Eine Skala quantifiziert verschiedene Elemente. Die sogenannte RIC-Skala bewertet drei Parameter von 0 bis 5. Das Risiko ist mit den möglichen Abzugspunkten aufgrund eines Sturzes verbunden, was sich auf die mentalen Aspekte (Vertrauen und Sicherheit) des Kletternden auswirken kann. Die Intensität entspricht den physischen Anforderungen an den Kletternden. Die Komplexität betrifft die Kreativität und Routenbewältigung, basierend auf Übergängen, die nicht sofort offensichtlich sind.

Das Gedankenspiel beim Klettern

Bei der Routenplanung spielt der visuelle Aspekt große Rolle, es wird versucht, das Gefühl von künstlerischer Landschaft zu erzeugen. Die visuellen Besonderheiten einer Route machen auch einen Unterschied, wenn es darum geht, das Publikum anzuziehen, insbesondere bei einer Sportart, die bei den Olympischen Spiele für viele Menschen neu sein wird.
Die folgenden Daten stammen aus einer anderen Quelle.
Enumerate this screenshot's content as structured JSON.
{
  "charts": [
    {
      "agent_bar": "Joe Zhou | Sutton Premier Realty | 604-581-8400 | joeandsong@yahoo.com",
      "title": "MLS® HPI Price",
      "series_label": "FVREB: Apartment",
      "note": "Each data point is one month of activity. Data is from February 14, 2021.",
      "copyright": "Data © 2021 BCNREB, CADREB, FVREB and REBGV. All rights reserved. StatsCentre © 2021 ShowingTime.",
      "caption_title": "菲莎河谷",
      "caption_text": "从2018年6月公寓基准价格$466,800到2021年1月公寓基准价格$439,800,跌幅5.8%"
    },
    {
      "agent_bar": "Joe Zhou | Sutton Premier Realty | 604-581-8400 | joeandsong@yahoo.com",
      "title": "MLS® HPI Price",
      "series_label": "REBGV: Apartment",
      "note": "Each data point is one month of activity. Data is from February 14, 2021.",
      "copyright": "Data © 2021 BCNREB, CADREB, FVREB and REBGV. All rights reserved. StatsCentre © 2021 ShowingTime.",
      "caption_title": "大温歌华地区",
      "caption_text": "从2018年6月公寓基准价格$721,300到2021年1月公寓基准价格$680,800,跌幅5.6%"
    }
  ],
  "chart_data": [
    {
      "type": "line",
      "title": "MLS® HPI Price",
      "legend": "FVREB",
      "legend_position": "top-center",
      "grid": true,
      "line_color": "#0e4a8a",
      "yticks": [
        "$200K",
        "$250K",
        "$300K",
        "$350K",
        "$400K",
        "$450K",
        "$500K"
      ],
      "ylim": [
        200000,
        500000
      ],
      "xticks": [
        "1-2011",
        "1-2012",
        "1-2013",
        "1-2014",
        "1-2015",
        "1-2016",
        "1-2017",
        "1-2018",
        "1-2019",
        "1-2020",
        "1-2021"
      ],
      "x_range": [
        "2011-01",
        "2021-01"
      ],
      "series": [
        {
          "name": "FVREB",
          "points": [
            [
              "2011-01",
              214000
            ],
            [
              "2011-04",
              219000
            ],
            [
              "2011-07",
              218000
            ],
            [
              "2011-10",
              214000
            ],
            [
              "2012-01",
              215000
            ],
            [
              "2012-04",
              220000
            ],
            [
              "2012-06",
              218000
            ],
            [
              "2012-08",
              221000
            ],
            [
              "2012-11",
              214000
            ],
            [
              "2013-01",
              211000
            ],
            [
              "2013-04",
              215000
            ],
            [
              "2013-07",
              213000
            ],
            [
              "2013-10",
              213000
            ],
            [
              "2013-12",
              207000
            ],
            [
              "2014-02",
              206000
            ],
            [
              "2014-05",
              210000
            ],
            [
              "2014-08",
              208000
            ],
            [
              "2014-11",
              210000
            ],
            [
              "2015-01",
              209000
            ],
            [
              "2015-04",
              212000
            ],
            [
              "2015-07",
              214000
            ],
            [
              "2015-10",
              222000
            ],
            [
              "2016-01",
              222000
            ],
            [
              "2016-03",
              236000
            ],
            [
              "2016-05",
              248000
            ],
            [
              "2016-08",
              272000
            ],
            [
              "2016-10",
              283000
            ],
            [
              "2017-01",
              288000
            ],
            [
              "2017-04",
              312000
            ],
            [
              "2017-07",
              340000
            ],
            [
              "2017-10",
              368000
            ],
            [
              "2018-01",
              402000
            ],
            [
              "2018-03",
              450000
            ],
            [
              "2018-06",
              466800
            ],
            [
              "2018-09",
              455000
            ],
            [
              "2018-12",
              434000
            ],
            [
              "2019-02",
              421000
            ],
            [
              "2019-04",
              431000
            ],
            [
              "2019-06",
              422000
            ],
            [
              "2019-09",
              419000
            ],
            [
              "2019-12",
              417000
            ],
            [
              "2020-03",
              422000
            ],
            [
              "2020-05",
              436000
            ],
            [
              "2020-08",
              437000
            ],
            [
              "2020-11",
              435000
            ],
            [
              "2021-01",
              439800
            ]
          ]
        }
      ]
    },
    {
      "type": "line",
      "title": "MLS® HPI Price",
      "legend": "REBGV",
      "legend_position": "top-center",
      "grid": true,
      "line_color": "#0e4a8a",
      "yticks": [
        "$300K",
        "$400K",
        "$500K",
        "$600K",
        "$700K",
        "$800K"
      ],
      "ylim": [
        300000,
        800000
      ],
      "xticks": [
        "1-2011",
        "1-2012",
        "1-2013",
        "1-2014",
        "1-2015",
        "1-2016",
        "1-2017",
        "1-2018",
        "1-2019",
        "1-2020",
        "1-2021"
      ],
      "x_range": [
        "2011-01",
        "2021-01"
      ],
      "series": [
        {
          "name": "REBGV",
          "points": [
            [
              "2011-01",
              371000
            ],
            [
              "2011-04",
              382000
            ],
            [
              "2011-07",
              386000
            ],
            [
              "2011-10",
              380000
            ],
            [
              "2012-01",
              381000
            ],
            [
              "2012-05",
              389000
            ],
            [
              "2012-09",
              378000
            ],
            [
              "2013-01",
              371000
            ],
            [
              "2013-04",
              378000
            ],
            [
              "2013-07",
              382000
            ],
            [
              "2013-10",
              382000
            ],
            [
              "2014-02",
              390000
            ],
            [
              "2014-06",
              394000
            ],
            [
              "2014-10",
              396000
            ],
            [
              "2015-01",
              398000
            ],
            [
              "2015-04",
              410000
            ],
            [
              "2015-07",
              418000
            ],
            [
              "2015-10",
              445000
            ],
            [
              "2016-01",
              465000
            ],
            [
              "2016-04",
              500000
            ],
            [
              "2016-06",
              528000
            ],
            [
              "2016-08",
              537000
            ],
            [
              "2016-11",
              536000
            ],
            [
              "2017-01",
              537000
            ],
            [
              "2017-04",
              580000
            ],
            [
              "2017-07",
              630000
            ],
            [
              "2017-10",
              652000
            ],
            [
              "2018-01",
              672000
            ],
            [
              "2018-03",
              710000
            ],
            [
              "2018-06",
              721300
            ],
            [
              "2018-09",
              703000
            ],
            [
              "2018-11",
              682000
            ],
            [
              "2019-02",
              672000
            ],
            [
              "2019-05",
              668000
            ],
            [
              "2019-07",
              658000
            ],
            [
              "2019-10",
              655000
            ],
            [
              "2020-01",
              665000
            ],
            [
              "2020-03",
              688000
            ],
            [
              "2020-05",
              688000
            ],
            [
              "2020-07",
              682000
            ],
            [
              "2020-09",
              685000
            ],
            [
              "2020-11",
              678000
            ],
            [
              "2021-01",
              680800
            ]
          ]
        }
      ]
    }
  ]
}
„Eines meiner Ziele als Routenbauer war es, andere zu ermutigen, mit dem Sport zu beginnen und Bewegungen zu entwickeln, die begeistern und inspirieren. Die Bewegung, die wir mitgestalten, wird unweigerlich einen gewissen Einfluss darauf haben, wie Erstzuschauende den Sport erleben und verstehen“, sagte Garrett Gregor gegenüber UK Climbing. Der Amerikaner, der bei Tokio 2020 Teil des Routenbauer-Teams war, wird bei Paris 2024 das Boulder-Team leiten.

Es ist ein Gedankenspiel – viele Kletterstars versuchen, sich in die Setter hineinzuversetzen, den persönlichen Stil an der Wand zu erahnen, um sich so optimal auf die Wettkämpfe vorzubereiten. Es bleibt bei Paris 2024 spannend, denn eins ist sicher: Es wird Kletterrouten geben, die so noch nie da waren!